China’s box office grew 34 percent in 2014 to $4.8 billion, becoming the first international market to exceed $4 billion and driving a record $36.4 billion in global grosses last year, the Motion Picture Assn. of America reported Wednesday.
The new worldwide mark came despite a drop in the U.S./Canada box office, which at $10.4 billion was down five percent. The Asia Pacific region, which was up by 12 percent, was a big part of the surge as international made up 72 percent of the global grosses, an all-time high.
The info was part of the 2014 Theatrical Market Statistics Report issued by the MPAA, the umbrella trade group that represents the Hollywood studios in Washington D.C. and globally.
“This is not just an American story of success, but a worldwide story about the value of craft, creativity and the importance of a story well told,” said Sen. Chris Dodd, MPAA Chairman and CEO.
“We tell stories that transcend borders and transform individual experiences into shared ones. 2014 was a strong year, and 2015 is starting out tremendously, with box office in the U.S./Canada up 11 percent in the first two months of this year,” he said.
Other highlights on the domestic box office from Wednesday’s report:
>> Admissions, or tickets sold (1.27 billion), and average tickets sold per person (3.7) both declined six percent in 2014.
>> The average cinema ticket price increased by 4 cents (less than one percent in 2014, less than the rate of inflation in the economy.
>> More than two-thirds of the U.S./Canada population (68 percent) – or 229.7 million people – went to the cinema at least once in 2014, comparable to the previous year. Frequent moviegoers who go to the cinema once a month or more continue to drive the movie industry, accounting for 51 percent of all tickets sold in the U.S./Canada. Despite an increase in frequent moviegoers in 2014, total tickets purchased by frequent moviegoers, occasional and infrequent moviegoers all decreased in 2014 compared to 2013.
>> In 2014 the share of tickets sold to 40-49 and 50-59 year olds were at all time highs, while the share of tickets sold to 60+ year olds (13 percent) was at its highest level since 2011. Moviegoer demographic shares remain relatively stable from 2013 to 2014, with 12-17, 18-24 year olds and Hispanics especially continuing to oversample in tickets sold versus their proportion of the population.
>> Frequent moviegoers tend to own more key technology products than the general population of adults 18 years and older. Over two-thirds of all frequent moviegoers (73 percent) own at least four different types of key technology products, compared to 55 percent of the total adult population.
>> Films released by MPAA member studios increased for the first time in five years, reaching 136 in 2014. Total films released and films by non-MPAA member studios also increased from 2013 (up 7 percent and 5 percent, respectively).

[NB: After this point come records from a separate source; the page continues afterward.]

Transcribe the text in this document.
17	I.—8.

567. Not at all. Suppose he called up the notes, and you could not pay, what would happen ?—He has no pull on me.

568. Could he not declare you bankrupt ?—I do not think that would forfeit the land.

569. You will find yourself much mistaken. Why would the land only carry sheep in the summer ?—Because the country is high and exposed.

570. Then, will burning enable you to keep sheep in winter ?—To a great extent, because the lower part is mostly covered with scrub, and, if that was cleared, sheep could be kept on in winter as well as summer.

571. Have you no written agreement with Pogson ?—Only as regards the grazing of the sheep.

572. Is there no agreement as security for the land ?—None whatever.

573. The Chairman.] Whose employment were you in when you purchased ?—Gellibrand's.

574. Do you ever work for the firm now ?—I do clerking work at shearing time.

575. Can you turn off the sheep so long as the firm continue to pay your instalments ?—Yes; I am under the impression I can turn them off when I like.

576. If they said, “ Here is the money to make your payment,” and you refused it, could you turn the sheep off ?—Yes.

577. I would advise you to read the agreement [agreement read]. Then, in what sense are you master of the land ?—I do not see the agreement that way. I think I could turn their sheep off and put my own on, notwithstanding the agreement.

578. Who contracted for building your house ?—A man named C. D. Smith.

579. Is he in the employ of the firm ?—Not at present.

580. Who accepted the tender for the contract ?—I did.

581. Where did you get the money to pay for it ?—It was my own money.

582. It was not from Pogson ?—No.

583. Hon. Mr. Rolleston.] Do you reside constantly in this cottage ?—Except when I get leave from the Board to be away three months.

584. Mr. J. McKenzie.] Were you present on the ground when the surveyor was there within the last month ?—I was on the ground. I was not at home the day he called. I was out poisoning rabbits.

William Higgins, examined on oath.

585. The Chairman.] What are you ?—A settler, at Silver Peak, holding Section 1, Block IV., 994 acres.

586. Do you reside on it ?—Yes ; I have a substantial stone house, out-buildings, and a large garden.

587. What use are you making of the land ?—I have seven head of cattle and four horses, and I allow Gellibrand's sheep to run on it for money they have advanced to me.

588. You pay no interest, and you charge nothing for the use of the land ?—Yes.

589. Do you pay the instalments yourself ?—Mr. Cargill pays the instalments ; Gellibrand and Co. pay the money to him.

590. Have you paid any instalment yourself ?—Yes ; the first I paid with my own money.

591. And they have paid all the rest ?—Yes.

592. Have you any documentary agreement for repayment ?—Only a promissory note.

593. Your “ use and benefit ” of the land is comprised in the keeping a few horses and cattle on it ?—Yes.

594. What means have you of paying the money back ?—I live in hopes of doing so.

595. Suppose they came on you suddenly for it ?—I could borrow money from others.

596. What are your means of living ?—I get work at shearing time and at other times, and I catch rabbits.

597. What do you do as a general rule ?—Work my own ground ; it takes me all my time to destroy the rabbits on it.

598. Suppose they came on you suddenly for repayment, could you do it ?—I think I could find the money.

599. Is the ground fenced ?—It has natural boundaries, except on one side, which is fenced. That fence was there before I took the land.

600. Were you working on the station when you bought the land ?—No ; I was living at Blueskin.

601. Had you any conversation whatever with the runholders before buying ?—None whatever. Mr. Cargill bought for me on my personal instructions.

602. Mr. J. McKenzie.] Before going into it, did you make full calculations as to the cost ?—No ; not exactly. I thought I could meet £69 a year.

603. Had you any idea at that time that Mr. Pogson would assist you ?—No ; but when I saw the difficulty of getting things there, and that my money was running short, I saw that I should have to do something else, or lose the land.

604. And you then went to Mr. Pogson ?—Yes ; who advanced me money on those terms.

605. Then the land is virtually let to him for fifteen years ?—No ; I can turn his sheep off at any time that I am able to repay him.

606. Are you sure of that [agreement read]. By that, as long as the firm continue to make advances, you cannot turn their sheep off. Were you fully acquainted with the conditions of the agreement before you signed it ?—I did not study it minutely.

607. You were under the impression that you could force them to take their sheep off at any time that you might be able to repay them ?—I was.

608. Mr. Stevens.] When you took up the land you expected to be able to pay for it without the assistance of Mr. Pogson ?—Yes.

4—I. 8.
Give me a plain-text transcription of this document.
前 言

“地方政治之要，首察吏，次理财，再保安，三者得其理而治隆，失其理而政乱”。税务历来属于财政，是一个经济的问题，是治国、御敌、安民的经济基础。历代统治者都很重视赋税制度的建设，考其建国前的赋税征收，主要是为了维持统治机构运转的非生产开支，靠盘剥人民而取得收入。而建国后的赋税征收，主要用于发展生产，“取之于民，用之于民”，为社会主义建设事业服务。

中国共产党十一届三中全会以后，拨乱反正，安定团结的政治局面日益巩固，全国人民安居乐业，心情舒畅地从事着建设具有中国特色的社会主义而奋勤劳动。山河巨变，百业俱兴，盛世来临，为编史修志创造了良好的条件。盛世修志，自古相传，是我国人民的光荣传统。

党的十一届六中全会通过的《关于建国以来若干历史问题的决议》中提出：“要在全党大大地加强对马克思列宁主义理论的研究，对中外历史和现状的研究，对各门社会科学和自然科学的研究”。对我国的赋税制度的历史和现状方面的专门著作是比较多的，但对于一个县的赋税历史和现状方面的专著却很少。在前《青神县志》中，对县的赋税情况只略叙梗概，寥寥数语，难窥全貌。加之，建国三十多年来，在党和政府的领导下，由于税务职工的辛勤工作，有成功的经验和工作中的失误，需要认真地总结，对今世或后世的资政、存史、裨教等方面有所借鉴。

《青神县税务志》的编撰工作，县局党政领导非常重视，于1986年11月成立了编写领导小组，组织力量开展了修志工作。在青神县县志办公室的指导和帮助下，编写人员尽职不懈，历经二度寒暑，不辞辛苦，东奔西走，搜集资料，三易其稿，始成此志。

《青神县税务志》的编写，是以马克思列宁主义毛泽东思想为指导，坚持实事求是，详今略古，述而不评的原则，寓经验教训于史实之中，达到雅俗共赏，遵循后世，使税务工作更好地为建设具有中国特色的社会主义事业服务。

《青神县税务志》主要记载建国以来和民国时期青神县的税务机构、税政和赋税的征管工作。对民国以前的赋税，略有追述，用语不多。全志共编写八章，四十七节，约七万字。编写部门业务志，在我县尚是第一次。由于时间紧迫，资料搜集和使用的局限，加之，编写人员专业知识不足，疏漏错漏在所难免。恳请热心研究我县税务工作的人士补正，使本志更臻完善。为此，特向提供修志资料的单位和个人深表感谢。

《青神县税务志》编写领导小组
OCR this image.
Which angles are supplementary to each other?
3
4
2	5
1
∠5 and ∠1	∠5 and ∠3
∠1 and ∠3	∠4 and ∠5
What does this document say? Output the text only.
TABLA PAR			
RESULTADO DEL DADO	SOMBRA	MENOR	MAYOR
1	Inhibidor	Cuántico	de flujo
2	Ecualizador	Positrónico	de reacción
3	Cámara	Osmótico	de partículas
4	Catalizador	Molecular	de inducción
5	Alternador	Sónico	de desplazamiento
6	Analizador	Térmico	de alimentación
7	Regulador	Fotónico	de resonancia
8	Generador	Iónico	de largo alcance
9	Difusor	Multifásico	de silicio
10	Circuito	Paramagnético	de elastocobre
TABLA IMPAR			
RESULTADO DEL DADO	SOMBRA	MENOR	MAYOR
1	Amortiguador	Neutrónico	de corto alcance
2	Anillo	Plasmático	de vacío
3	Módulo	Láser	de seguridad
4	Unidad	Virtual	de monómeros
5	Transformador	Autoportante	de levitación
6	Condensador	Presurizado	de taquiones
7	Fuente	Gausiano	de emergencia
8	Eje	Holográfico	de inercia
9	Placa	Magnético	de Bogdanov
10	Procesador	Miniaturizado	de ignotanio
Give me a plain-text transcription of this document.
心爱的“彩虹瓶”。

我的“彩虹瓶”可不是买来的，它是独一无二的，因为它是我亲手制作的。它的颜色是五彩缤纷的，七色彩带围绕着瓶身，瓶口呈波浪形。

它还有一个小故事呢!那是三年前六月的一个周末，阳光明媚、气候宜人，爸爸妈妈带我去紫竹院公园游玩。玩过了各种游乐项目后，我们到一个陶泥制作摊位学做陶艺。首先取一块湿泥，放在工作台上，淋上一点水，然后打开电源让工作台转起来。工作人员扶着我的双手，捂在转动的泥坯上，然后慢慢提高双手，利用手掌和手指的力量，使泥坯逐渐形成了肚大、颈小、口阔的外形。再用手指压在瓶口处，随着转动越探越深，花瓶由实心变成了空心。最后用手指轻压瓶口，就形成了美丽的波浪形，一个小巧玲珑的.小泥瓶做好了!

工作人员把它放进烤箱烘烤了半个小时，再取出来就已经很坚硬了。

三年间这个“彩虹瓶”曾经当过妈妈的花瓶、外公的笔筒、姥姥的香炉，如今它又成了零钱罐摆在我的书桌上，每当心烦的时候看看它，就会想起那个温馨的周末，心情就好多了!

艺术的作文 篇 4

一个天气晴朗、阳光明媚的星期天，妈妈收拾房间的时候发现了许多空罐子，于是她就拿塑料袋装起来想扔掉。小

>> Among the top five grossing films in 2014, “Guardians Of The Galaxy,” “Captain America: The Winter Solider,” “The LEGO Movie” and “Transformers: Age of Extinction” attracted majority male audiences, while “The Hunger Games: Mockingjay Part 1” showed the strongest female attendance of the top five films, with 57 percent of box office revenue coming from women.
>> “Transformers Age of Extinction”drew the most ethnically diverse audience, earning 38 percent of its box office from Caucasian audiences, 22 percent from African-American audiences, 26 percent from Hispanic audiences, and 14 percent from the Asian/Other audience group.